Detiktoday.com, ACEH TAMIANG – BPJS Kesehatan terus mendorong peserta Jaminan Kesehatan Nasional (JKN) untuk lebih peduli terhadap kondisi kesehatannya melalui upaya preventif dengan pemanfaatan layanan Skrining Riwayat Kesehatan.
Program skrining riwayat kesehatan bertujuan untuk membantu peserta mengenali kondisi kesehatannya sejak dini, sehingga langkah pencegahan maupun penanganan dapat dilakukan secara lebih tepat dan cepat.
Skrining riwayat kesehatan menjadi salah satu langkah penting bagi peserta JKN untuk menjaga kesehatan dan dapat dilakukan setahun sekali dengan minimal usia pesertanya adalah 15 tahun.
Berawal dari rasa penasaran, Edy Suandy Hasudungan Hutasoit (21) salah seorang perantau yang sedang menempuh pendidikan di Universitas Samudra Kota Langsa telah merasakan manfaat dari Skrining Riwayat Kesehatan.
“Saya awalnya lagi buka Aplikasi Mobile JKN untuk melihat apa saja fitur-fiturnya. Saya tertarik dengan fitur Skrining Riwayat Kesehatan, dan ternyata isi dari fitur tersebut terdapat beberapa pertanyaan yang dapat mendeteksi penyakit yang mungkin saja saya alami,” kata Edy pada Selasa (2/6/2026).
Dari hasil Skrining, ia tidak menyangka, beberapa pertanyaan sederhana justru membuatnya berhenti sejenak dan merenung. Pola makan yang sering terlewat, jarangnya berolahraga, serta waktu istirahat yang tidak teratur perlahan terasa nyata ketika hasil skrining riwayat kesehatan yang muncul di Aplikasi Mobile JKN nya itu.
“Dari hasil yang muncul, saya jadi lebih sadar terhadap risiko kesehatan yang mungkin saya alami. Ini membuat saya lebih memperhatikan pola makan, aktivitas fisik, dan kebiasaan sehari-hari,” ujarnya.
Sebagai langkah pencegahan, menurut Edy skrining ini sangat membantu untuk deteksi dini penyakit kronis. Selanjutnya, ia bisa mengambil langkah pencegahan lebih cepat.
“Saya merasa lebih tenang mengetahui kondisi kesehatan secara berkala. Merantau dan jauh dari keluarga harus mampu mandiri dalam segala hal. Aplikasi Mobile JKN adalah solusi praktis yang memudahkan hidup sebagai perantau. Satu aplikasi untuk berbagai kebutuhan layanan kesehatan. Pengecekan status kepesertaan, pembayaran iuran, antrean online, informasi fasilitas kesehatan, hingga layanan skrining. Semua bisa diakses kapan saja dan dimana pun saat dibutuhkan,” tambah Edy.

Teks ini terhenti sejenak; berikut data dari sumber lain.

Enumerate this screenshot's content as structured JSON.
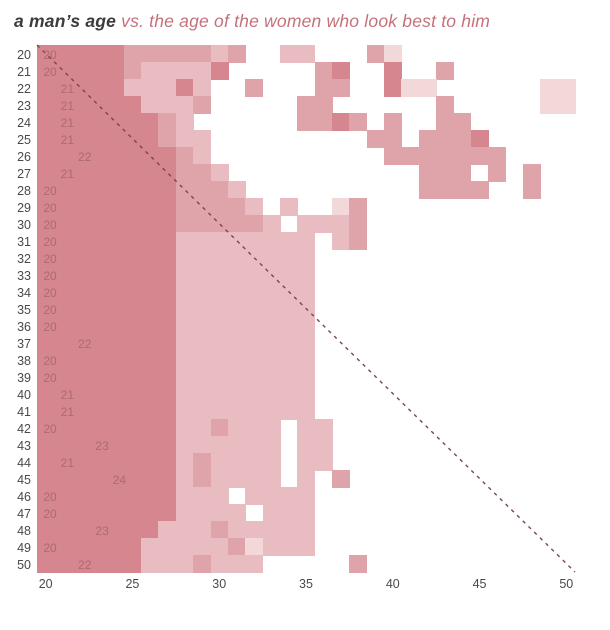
{
  "title": {
    "part1": "a man’s age",
    "part2": " vs. the age of the women who look best to him"
  },
  "chart_data": {
    "type": "heatmap",
    "description": "density heatmap of men's age vs age of women rated best-looking, with per-row peak-age annotation and dashed identity (y=x) diagonal",
    "x_axis": {
      "min": 20,
      "max": 50,
      "ticks": [
        "20",
        "25",
        "30",
        "35",
        "40",
        "45",
        "50"
      ],
      "tick_ages": [
        20,
        25,
        30,
        35,
        40,
        45,
        50
      ]
    },
    "y_axis": {
      "min": 20,
      "max": 50,
      "ticks": [
        "20",
        "21",
        "22",
        "23",
        "24",
        "25",
        "26",
        "27",
        "28",
        "29",
        "30",
        "31",
        "32",
        "33",
        "34",
        "35",
        "36",
        "37",
        "38",
        "39",
        "40",
        "41",
        "42",
        "43",
        "44",
        "45",
        "46",
        "47",
        "48",
        "49",
        "50"
      ]
    },
    "man_ages": [
      20,
      21,
      22,
      23,
      24,
      25,
      26,
      27,
      28,
      29,
      30,
      31,
      32,
      33,
      34,
      35,
      36,
      37,
      38,
      39,
      40,
      41,
      42,
      43,
      44,
      45,
      46,
      47,
      48,
      49,
      50
    ],
    "peak_ages": [
      20,
      20,
      21,
      21,
      21,
      21,
      22,
      21,
      20,
      20,
      20,
      20,
      20,
      20,
      20,
      20,
      20,
      22,
      20,
      20,
      21,
      21,
      20,
      23,
      21,
      24,
      20,
      20,
      23,
      20,
      22
    ],
    "palette": {
      "0": "#ffffff",
      "1": "#f3d8da",
      "2": "#e8bcc1",
      "3": "#dfa3aa",
      "4": "#d5868f"
    },
    "matrix_legend": "rows = man's age 20..50 top to bottom; each char = density level for woman's age 20..50; 0 white, 1 lightest, 2 light, 3 medium, 4 dark",
    "matrix": [
      "4444433333230022000310000000000",
      "4444432222400000340040030000000",
      "4444422242003000330041100000011",
      "4444442223000003300000030000011",
      "4444444320000003343030033000000",
      "4444444322000000000330333400000",
      "4444444432000000000033333330000",
      "4444444433200000000000333030300",
      "4444444433320000000000333300300",
      "4444444433332020013000000000000",
      "4444444433333202223000000000000",
      "4444444422222222023000000000000",
      "4444444422222222000000000000000",
      "4444444422222222000000000000000",
      "4444444422222222000000000000000",
      "4444444422222222000000000000000",
      "4444444422222222000000000000000",
      "4444444422222222000000000000000",
      "4444444422222222000000000000000",
      "4444444422222222000000000000000",
      "4444444422222222000000000000000",
      "4444444422222222000000000000000",
      "4444444422322202200000000000000",
      "4444444422222202200000000000000",
      "4444444423222202200000000000000",
      "4444444423222202030000000000000",
      "4444444422202222000000000000000",
      "4444444422220222000000000000000",
      "4444444222322222000000000000000",
      "4444442222231222000000000000000",
      "4444442223222000003000000000000"
    ],
    "diagonal": {
      "from": [
        20,
        20
      ],
      "to": [
        50,
        50
      ],
      "style": "dashed",
      "color": "#7c454e"
    }
  }
}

Ia menilai skrining riwayat kesehatan merupakan layanan yang sangat bermanfaat karena mendorong peserta JKN agar lebih peduli terhadap kondisi tubuh sejak dini. Melalui pemanfaatan skrining secara rutin, peserta dapat memperoleh gambaran awal mengenai kondisi kesehatannya.
“Skrining ini membuka wawasan bahwa menjaga kesehatan bukan hanya ketika sudah sakit, tetapi justru sejak dini. Hidup saya menjadi terkontrol dan termotivasi untuk hidup lebih sehat. Saya berharap semakin banyak masyarakat yang tidak ragu memanfaatkan layanan ini. Langkah kecil ini akan membawa perubahan besar bagi kesehatan kita,” tukasnya.